No, that is not really correct. The "force" you are referring to is not something new, it is the result of considering small perturbations to the average electronic wavefunctions of the isolated atoms. Another way of saying this is that it can be represented as the gradient of an interaction potential arising from small fluctuations in the electronic clouds of the atomic systems, which are made up of individual electrons and protons interacting via the EM force. So the only true force in the system is still just the EM force, the rest of it is a high-level approximate treatment.
This may still be what you are looking for, but I want to be as clear as I can about where it comes from.
LostConjugate said:
What if you had a lot of protons, like a very large number of them all in one spot, well close together. Each one had an electron so the entire assembly was electrically neutral. And you had a neutral Hydrogen Atom far away at distance r.

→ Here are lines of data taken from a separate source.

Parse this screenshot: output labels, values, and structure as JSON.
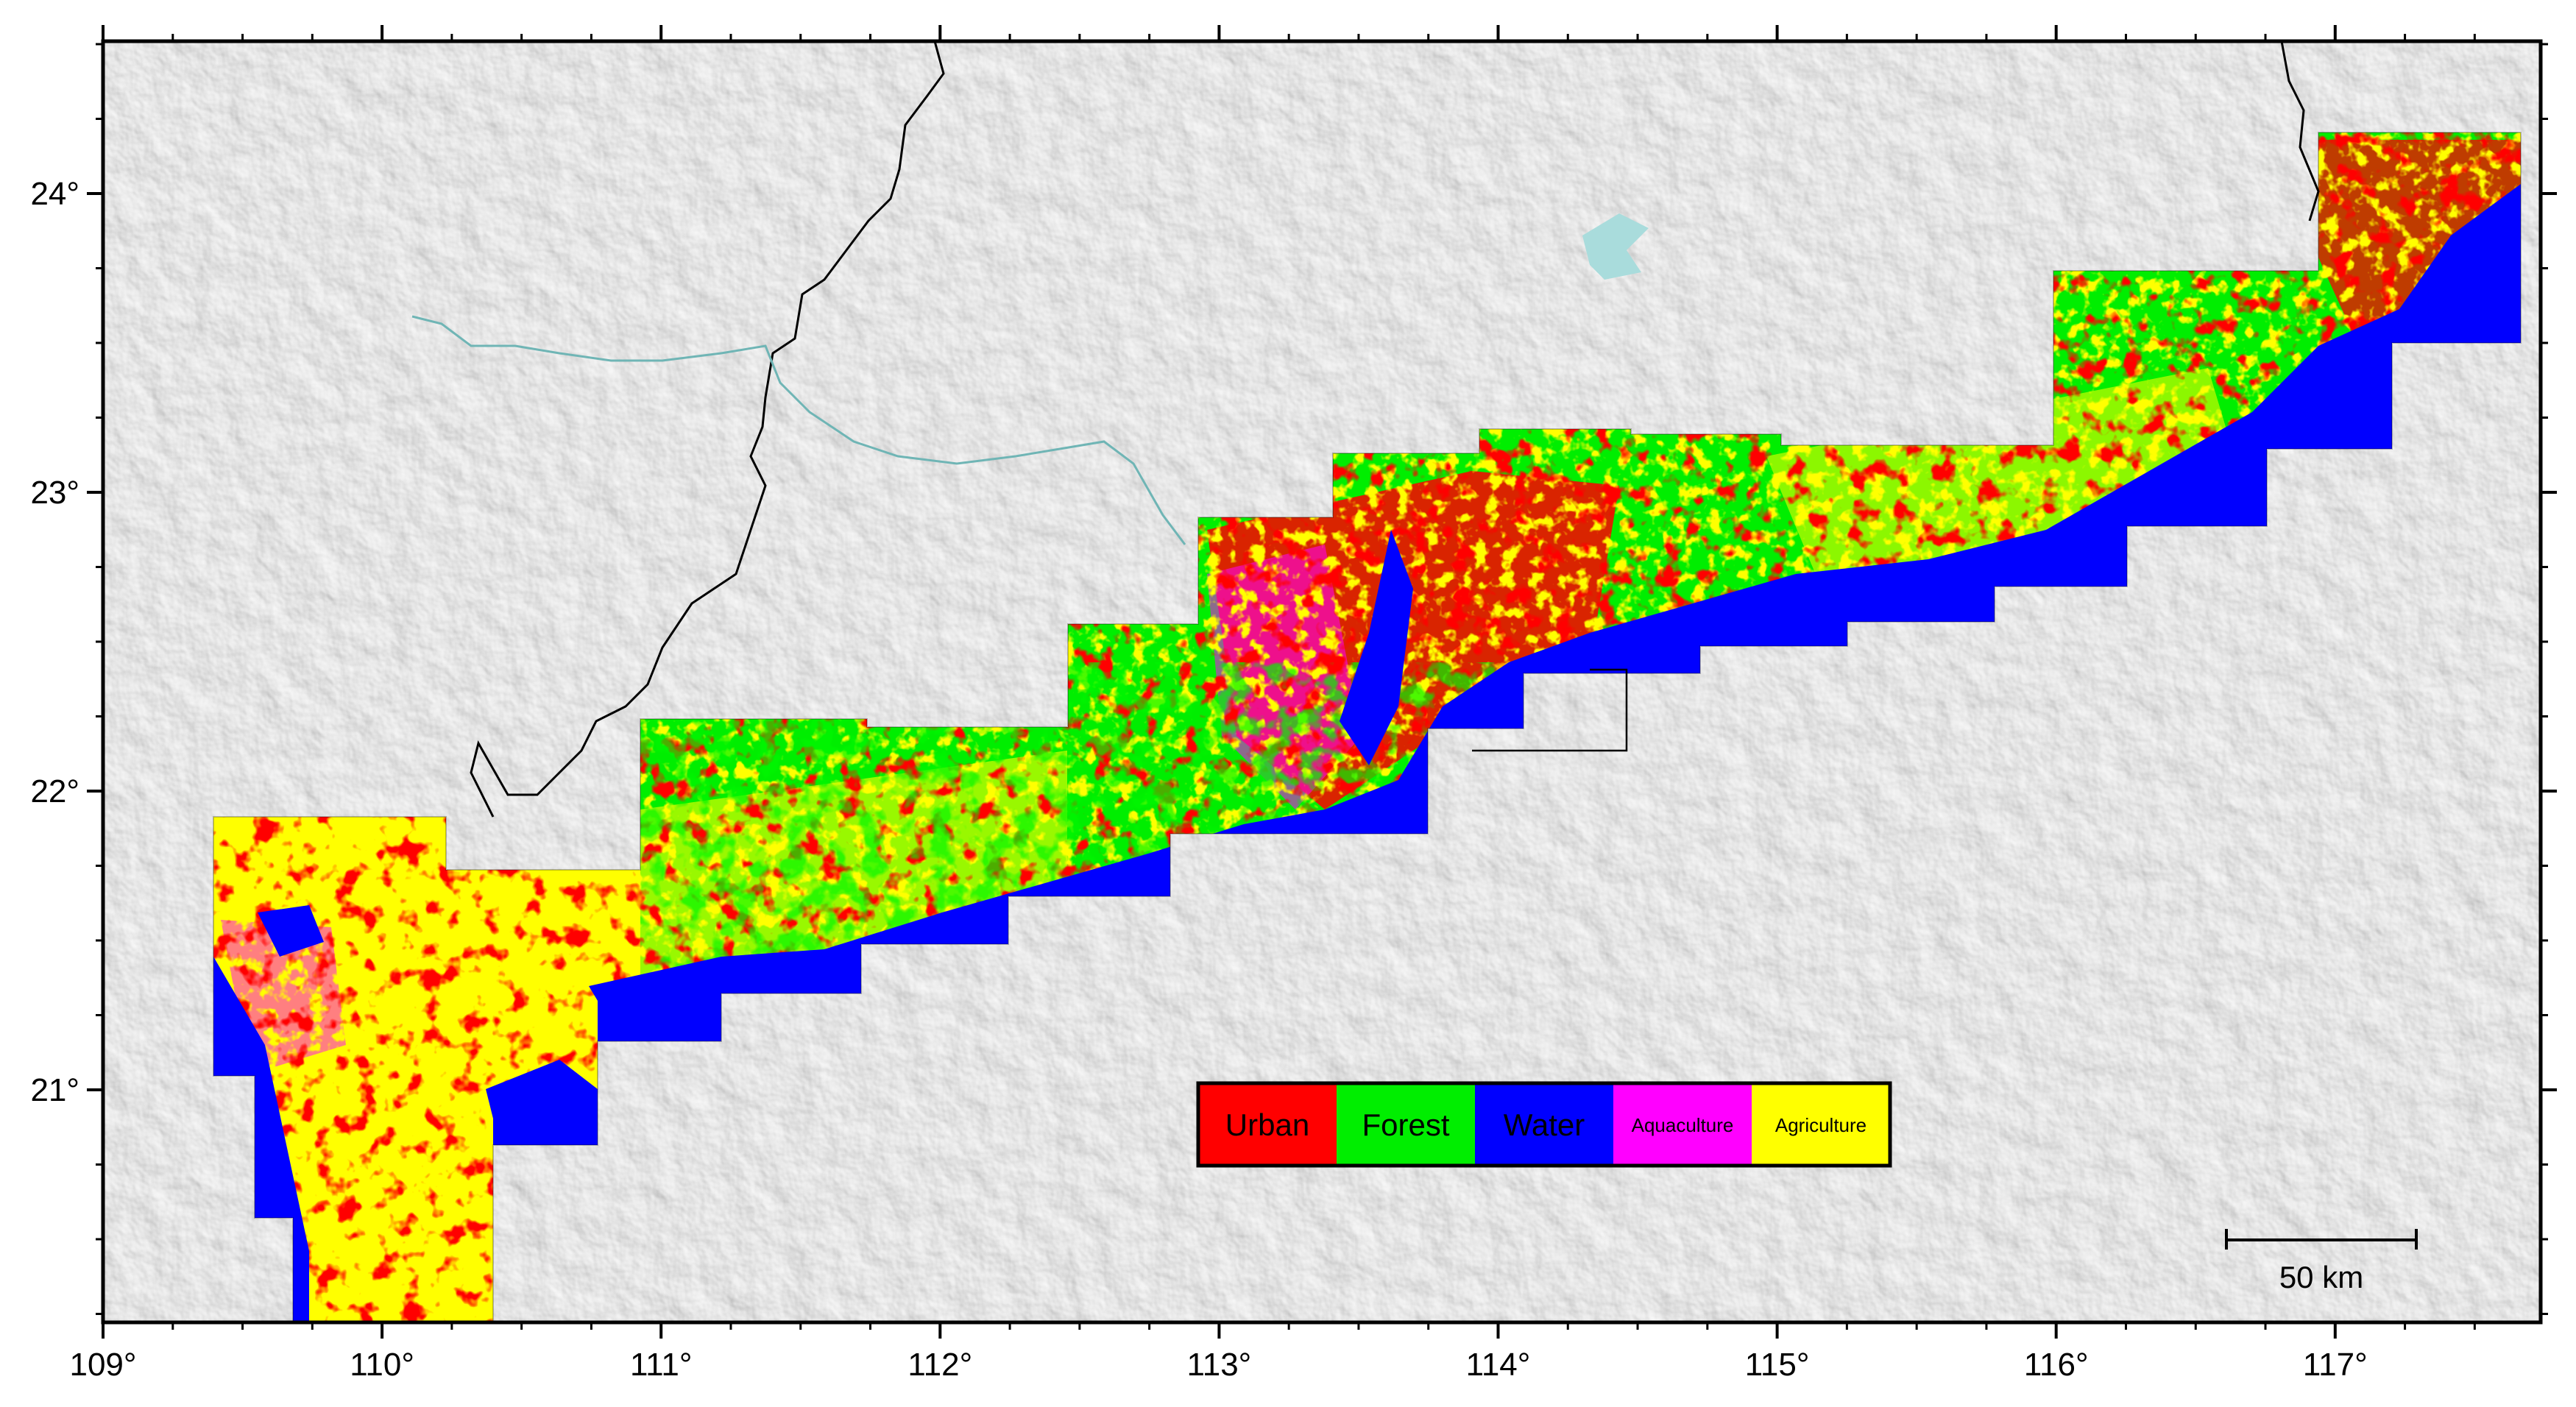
{
  "map": {
    "axes": {
      "x_ticks": [
        "109°",
        "110°",
        "111°",
        "112°",
        "113°",
        "114°",
        "115°",
        "116°",
        "117°"
      ],
      "y_ticks": [
        "24°",
        "23°",
        "22°",
        "21°"
      ]
    },
    "legend": {
      "items": [
        {
          "label": "Urban",
          "color": "#ff0000"
        },
        {
          "label": "Forest",
          "color": "#00ee00"
        },
        {
          "label": "Water",
          "color": "#0000ff"
        },
        {
          "label": "Aquaculture",
          "color": "#ff00ff"
        },
        {
          "label": "Agriculture",
          "color": "#ffff00"
        }
      ]
    },
    "scale_bar": {
      "label": "50 km"
    },
    "colors": {
      "land": "#e3e3e3",
      "sea": "#c4ecec",
      "urban": "#ff0000",
      "forest": "#00ee00",
      "water": "#0000ff",
      "aquaculture": "#ff00ff",
      "agriculture": "#ffff00",
      "border": "#000000"
    }
  }
}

There should be a force between the huge proton collection potential well and this Hydrogen Atom somewhere r distance away due to what we have spoken of above.
Can it be calculated what the force would be for any given distance r? Where r is far enough way to exclude tidal forces.
Well, I wouldn't use H-atoms as you have done, because they are fermions, and thus have a whole other bag full of spin-related phenomena to deal with. However, if you use helium-4 atoms for your particles, then the dispersion forces we have been talking about are the largest terms in the interaction potential.
However, calculating the interaction potential is tricky. To a first approximation, if you know what the force is between two H-atoms as described above, you can represent the force between the isolated H-atom and the collection you describe as a sum over pairwise potentials. However, this is not precise, because higher level interactions between multiple particles come into play.
For example, it is known that the total dispersion forces among a triplet of atoms is *not* simply the sum of pairwise interaction, but that there is a new 3-body interaction that must be considered as well. To make matters worse, this 3-body interaction is not positive definite, like pairwise dispersion forces, and thus will not always increase the interaction energy. The interaction energy is computed as the sum of a (convergent) infinite series of many-body interactions.
Now, in practice, it is usually a good approximation to truncate the series after the pairwise terms, but the results are then not precise. So like I said, this is an approximate method that can be useful, but wouldn't really be suitable as a basis for a "new" conservative force, as you seemed to be seeking in your first post.